There’s a definite social hierarchy in the Residence too. At the top are the reception and management staff, dressed immaculately in business suits. Next are the staff who help take bags to the room and at the bottom are the blue and white-clad domestic staff – all women – who clean rooms and do laundry. Their uniform – floor-length long sleeve white tunic with blue edging – is reminiscent of a nun’s habit. I haven’t quite figured out yet where the street vendors sit in the hierarchy – I think they’re around the same level as the gents who help take bags to the rooms. The separation of genders and gender roles is quite marked. Disappointing, but unsurpringly, there seems to be a correlation between the social hierarchy and ethnicity. Many of the domestic ladies are African, and there are also many Indian ladies. The staff who help take bags to rooms are invariably African, while the management and reception staff are predominantly Arab or French-Arab.
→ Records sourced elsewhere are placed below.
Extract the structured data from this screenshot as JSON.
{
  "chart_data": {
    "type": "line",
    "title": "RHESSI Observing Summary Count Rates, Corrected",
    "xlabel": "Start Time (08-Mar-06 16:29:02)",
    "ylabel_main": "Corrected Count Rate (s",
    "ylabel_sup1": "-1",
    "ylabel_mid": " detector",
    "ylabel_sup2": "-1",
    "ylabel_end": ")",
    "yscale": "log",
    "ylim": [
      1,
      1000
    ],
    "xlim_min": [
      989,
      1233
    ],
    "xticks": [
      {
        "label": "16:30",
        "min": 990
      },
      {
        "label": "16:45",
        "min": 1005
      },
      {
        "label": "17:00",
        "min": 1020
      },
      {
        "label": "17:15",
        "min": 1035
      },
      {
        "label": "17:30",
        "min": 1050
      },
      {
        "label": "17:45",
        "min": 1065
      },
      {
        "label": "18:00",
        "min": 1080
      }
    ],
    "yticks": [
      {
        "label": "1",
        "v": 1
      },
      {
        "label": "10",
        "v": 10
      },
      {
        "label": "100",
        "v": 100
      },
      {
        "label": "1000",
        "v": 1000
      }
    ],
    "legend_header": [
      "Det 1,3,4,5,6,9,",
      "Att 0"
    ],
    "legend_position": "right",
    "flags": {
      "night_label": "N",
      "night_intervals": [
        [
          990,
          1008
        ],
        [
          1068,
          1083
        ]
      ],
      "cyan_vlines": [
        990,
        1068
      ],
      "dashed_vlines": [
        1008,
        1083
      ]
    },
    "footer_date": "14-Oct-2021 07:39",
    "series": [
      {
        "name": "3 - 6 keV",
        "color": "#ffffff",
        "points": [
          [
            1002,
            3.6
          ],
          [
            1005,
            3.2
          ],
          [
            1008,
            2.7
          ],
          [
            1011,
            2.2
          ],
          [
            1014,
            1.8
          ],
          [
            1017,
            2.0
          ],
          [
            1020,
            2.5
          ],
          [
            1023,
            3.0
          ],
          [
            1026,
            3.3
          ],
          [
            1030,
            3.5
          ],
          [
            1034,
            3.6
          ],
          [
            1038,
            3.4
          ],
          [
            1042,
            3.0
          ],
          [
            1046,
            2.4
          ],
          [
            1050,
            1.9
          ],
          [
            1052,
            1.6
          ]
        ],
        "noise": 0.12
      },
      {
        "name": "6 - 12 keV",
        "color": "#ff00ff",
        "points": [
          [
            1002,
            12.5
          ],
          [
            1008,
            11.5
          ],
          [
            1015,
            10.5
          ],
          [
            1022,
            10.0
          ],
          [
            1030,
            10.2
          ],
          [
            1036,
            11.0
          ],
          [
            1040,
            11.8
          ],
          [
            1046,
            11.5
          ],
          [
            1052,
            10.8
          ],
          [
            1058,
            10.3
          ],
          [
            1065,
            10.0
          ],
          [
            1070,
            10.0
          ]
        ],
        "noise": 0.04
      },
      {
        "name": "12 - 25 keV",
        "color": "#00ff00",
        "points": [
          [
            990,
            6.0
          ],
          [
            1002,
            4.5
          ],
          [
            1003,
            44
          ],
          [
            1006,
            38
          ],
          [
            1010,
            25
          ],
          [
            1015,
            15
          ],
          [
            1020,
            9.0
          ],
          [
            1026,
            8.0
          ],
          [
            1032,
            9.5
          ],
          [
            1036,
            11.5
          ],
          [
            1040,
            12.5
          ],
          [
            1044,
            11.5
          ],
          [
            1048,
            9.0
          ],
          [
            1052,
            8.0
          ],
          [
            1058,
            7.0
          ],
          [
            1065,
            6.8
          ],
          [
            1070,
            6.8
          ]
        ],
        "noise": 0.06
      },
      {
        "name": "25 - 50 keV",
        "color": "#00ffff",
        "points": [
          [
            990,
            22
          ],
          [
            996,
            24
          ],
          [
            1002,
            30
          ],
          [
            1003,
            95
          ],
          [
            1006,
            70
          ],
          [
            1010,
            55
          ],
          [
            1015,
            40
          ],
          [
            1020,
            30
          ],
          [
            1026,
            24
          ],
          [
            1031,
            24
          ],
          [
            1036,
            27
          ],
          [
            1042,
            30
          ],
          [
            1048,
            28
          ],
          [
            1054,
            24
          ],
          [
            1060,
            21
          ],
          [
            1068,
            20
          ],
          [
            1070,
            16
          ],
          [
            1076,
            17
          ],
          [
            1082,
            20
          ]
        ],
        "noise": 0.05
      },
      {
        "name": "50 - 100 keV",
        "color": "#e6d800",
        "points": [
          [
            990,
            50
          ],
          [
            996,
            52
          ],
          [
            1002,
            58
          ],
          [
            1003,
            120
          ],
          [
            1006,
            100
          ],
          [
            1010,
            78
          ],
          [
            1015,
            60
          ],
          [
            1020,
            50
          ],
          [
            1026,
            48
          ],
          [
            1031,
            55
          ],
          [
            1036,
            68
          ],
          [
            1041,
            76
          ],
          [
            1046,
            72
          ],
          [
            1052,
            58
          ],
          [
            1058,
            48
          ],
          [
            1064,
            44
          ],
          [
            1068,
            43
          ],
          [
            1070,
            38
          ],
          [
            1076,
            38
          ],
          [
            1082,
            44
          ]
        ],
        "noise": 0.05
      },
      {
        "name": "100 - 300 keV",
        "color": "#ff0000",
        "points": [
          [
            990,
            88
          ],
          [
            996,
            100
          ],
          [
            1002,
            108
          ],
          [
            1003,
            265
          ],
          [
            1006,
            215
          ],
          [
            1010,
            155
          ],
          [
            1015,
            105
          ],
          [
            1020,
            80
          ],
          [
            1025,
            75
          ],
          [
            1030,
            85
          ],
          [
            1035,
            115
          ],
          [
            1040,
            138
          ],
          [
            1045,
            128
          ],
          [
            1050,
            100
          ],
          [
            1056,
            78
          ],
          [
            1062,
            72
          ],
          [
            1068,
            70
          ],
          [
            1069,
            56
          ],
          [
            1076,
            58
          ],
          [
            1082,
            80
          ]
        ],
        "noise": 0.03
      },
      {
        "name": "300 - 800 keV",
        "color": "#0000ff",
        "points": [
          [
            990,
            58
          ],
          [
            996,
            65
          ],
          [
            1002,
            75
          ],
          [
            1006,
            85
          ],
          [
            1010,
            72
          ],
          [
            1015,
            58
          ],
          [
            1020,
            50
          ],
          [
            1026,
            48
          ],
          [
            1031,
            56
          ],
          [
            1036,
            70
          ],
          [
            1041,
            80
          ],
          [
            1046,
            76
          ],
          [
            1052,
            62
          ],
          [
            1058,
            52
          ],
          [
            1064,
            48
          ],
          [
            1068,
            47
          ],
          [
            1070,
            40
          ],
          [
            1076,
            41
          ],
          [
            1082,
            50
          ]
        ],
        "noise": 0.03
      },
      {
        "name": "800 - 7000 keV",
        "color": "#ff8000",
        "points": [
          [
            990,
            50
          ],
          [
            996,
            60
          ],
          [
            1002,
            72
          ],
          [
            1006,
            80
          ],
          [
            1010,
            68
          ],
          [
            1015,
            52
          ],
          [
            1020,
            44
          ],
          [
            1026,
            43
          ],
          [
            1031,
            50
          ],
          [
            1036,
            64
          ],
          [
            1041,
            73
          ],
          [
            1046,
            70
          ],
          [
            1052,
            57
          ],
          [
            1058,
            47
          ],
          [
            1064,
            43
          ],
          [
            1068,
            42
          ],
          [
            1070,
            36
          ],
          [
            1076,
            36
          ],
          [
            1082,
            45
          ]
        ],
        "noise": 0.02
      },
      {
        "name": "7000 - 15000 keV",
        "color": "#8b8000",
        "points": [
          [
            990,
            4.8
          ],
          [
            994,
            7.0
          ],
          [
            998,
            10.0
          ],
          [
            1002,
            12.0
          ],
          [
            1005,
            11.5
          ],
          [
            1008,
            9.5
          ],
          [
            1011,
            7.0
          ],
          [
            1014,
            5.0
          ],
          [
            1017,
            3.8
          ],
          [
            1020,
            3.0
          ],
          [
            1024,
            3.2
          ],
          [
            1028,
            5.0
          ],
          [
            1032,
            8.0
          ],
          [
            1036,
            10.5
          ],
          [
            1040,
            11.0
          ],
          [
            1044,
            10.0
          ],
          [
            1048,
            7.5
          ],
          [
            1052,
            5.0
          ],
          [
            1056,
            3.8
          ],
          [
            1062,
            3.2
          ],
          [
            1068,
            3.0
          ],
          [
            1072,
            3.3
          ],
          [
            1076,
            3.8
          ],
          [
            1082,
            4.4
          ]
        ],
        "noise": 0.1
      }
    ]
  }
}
The staff here are very friendly – they’re probably instructed to be so – but I’ve had the opportunity to chat to a few in my broken French. When asked where I come from, there’s definite surprise at the response of ‘je suis Australien‘ – Aussies are rarities en Tunisie. Often I’m mistaken for Austrian instead! One of the gents – Hesham – turned out to be rather friendly and wanted to walk everywhere arm in arm. He seemed to take it rather well when I explained my boyfriend wouldn’t approve 🙂 Next time it might be a good idea to wear a wedding ring (as I did when travelling in Indonesia) – it just stops a lot of questions – “Madame et mademoiselle“?
My first taste of breakfast at Yasmine Hammamet was delicious. The area around Tunisia grows a lot of grapes and stone fruit, and breakfast consisted of la grillade with tomatoes, scrambled eggs (yum) and sausage and ham (avoided), generally catering to English and German tastes. There were also a lot of breakfast pastries and toast, served with huge bowlfuls of fig jam, apricot jam and quince jam – delicious! Oh, and the coffee here is hot, brewed, and strong. Delice!
The land around Hammamet is sandy and rocky; the city is flanked by tall mountains with evergreen trees – mostly conifers and cypress. The land seems too barren to yield such beauties. Travelling by road, you see piles of rubble in many places, where it seems buildings have been knocked down and not yet rebuilt. Many buildings seem to be either dishevilled or in a state of disrepair; like the carpenters have downed tools and are waiting to come back from lunch. Again, the sense of Tunisia being a country trapped between the past and the future is echoed. On one building you will see massive solar panels and satellite dishes; the next will have washing strung across an open roof house.
The houses are interesting; square, generally clay or mud brick that is rendered in various shades of white, grey or brown, and on the more expensive ones there will be blue- or green-painted iron work, harking back to Tunisia’s French colonial history. There does not seem to be a sense of pride about many of them though; weedy plants line streets, punctuated with litter and piles of rubble and broken tiles. The French influence is seen too in the cars on the road; many are Peugeot or Citroen.
The highlight of today was definitely the ruins in Carthage. This ancient civilisation was quite advanced; the remains of a fully operational aquaduct system can still be seem amongst the tile and marble in the ruins. Evidence of master stonemasonry can be seen in the intricate carvings and marble columns; in one way it makes you wonder whether the automation of today that is supposed to give us so much free time is worth it. Here, it would have taken months to carve a single stone plinth, but it’s lasted for millenia. Palms and date trees would have flanked hand-cut stone arches, while women did washing and cooking in ceramic pots that still exist to this day.
Next on the sightseeing tour was Sidi Bou Said, where the main attraction are the houses painted white with blue trim; this was lovely, but very touristy.